The cron job I set up on OpenShift referenced a text file at containing a list of the mailing list archive page URLs for oVirt, for mlstats to chug through and deposit into the database. A second cron job ran a list of sql queries, outputting the results in csv form, which I then charted on static web pages, using the javascript library dygraphs. To make new charts, I could build additional queries and web pages, and reference them from cron jobs.

That worked fairly well for our initial oVirt needs, but since the team I work on at Red Hat is focused on working with a broad range of open source projects, I wanted to figure out how to make it easy to use this same framework with other projects.

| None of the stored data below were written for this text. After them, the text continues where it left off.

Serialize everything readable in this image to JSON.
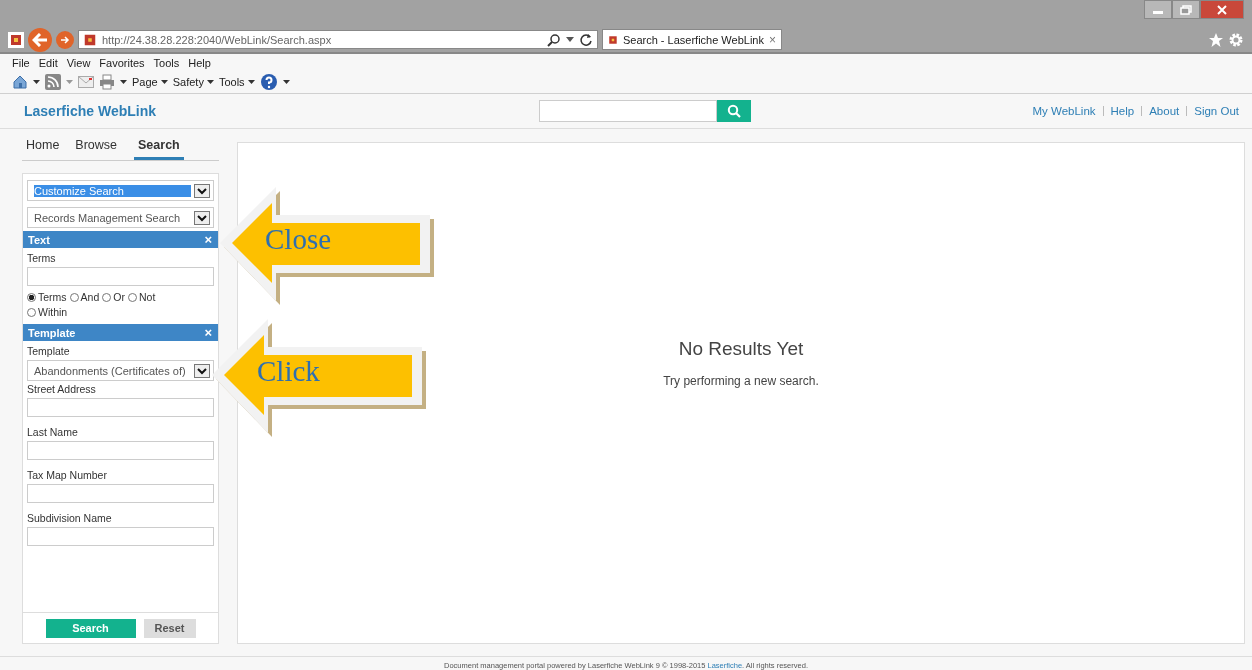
{
  "browser": {
    "address": "http://24.38.28.228:2040/WebLink/Search.aspx",
    "tab_title": "Search - Laserfiche WebLink",
    "tab_close": "×",
    "menu": [
      "File",
      "Edit",
      "View",
      "Favorites",
      "Tools",
      "Help"
    ],
    "commands": [
      "Page",
      "Safety",
      "Tools"
    ]
  },
  "header": {
    "logo": "Laserfiche WebLink",
    "links": [
      "My WebLink",
      "Help",
      "About",
      "Sign Out"
    ]
  },
  "nav_tabs": [
    {
      "label": "Home",
      "selected": false
    },
    {
      "label": "Browse",
      "selected": false
    },
    {
      "label": "Search",
      "selected": true
    }
  ],
  "sidebar": {
    "dropdowns": [
      {
        "value": "Customize Search",
        "selected": true
      },
      {
        "value": "Records Management Search",
        "selected": false
      }
    ],
    "text_section": {
      "title": "Text",
      "close": "×",
      "field_label": "Terms",
      "radios": [
        {
          "label": "Terms",
          "selected": true
        },
        {
          "label": "And",
          "selected": false
        },
        {
          "label": "Or",
          "selected": false
        },
        {
          "label": "Not",
          "selected": false
        },
        {
          "label": "Within",
          "selected": false
        }
      ]
    },
    "template_section": {
      "title": "Template",
      "close": "×",
      "template_label": "Template",
      "template_value": "Abandonments (Certificates of)",
      "fields": [
        "Street Address",
        "Last Name",
        "Tax Map Number",
        "Subdivision Name"
      ]
    },
    "buttons": [
      {
        "label": "Search",
        "kind": "primary"
      },
      {
        "label": "Reset",
        "kind": "secondary"
      }
    ]
  },
  "results": {
    "title": "No Results Yet",
    "message": "Try performing a new search."
  },
  "callouts": [
    "Close",
    "Click"
  ],
  "footer": {
    "before": "Document management portal powered by Laserfiche WebLink 9 © 1998-2015 ",
    "link": "Laserfiche",
    "after": ". All rights reserved."
  }
}
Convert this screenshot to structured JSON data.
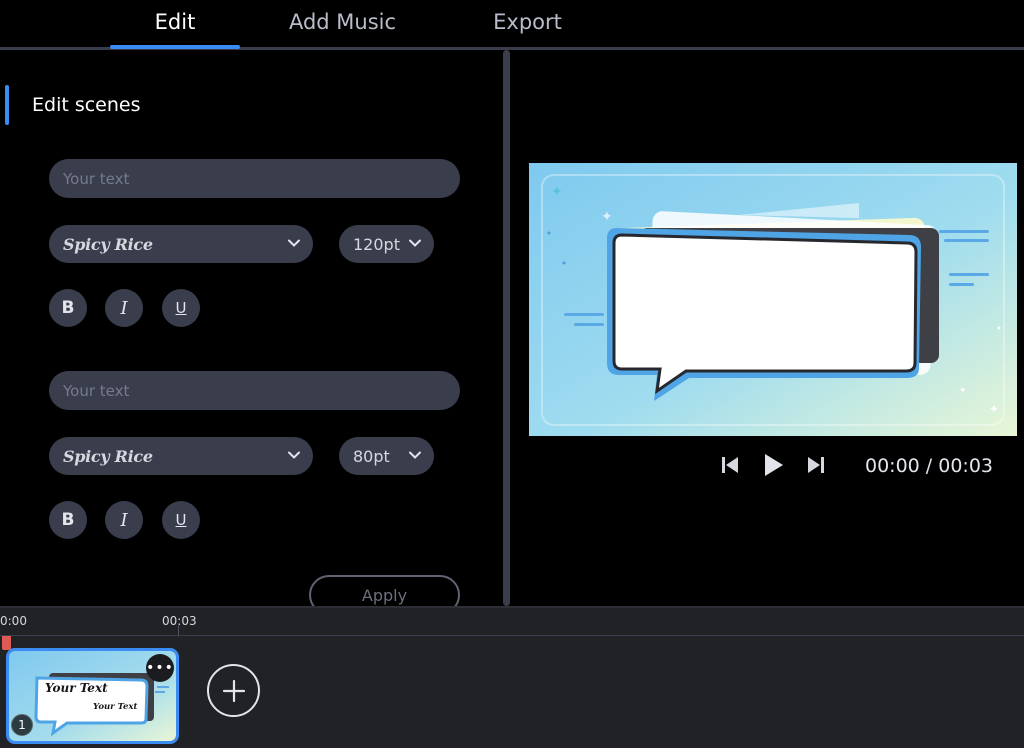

The queries and the web pages were hard coded to the particular lists I’d chosen, so my initial take wasn’t a very cleanly repeatable solution.

More hackery ensued, and I changed the setup around to use bash scripts to assemble the queries and html pages based on whatever list of mailing lists a user might select. I’m sure I could have done it all much more elegantly, but it’s all up at github where anyone is free to set me straight. :)

I set the whole thing up as an OpenShift quickstart, so if you’re interested in engaging in some mailing list analysis action of your own, head over to Github and check it out. I made a short screencast of the process to give you an idea of how easy it is to get up and running:

[youtube=https://www.youtube.com/watch?v=Et3mTzw0-3w]

The cron job will go off and update the data each day, and there really isn’t any maintenance to do. If you want to get at the data with your desktop mysql query tools, the command “rhc-port-forward -a appname” will make the database at OpenShift accessible to you locally.

Please give it a shot, and let me know how it works for you!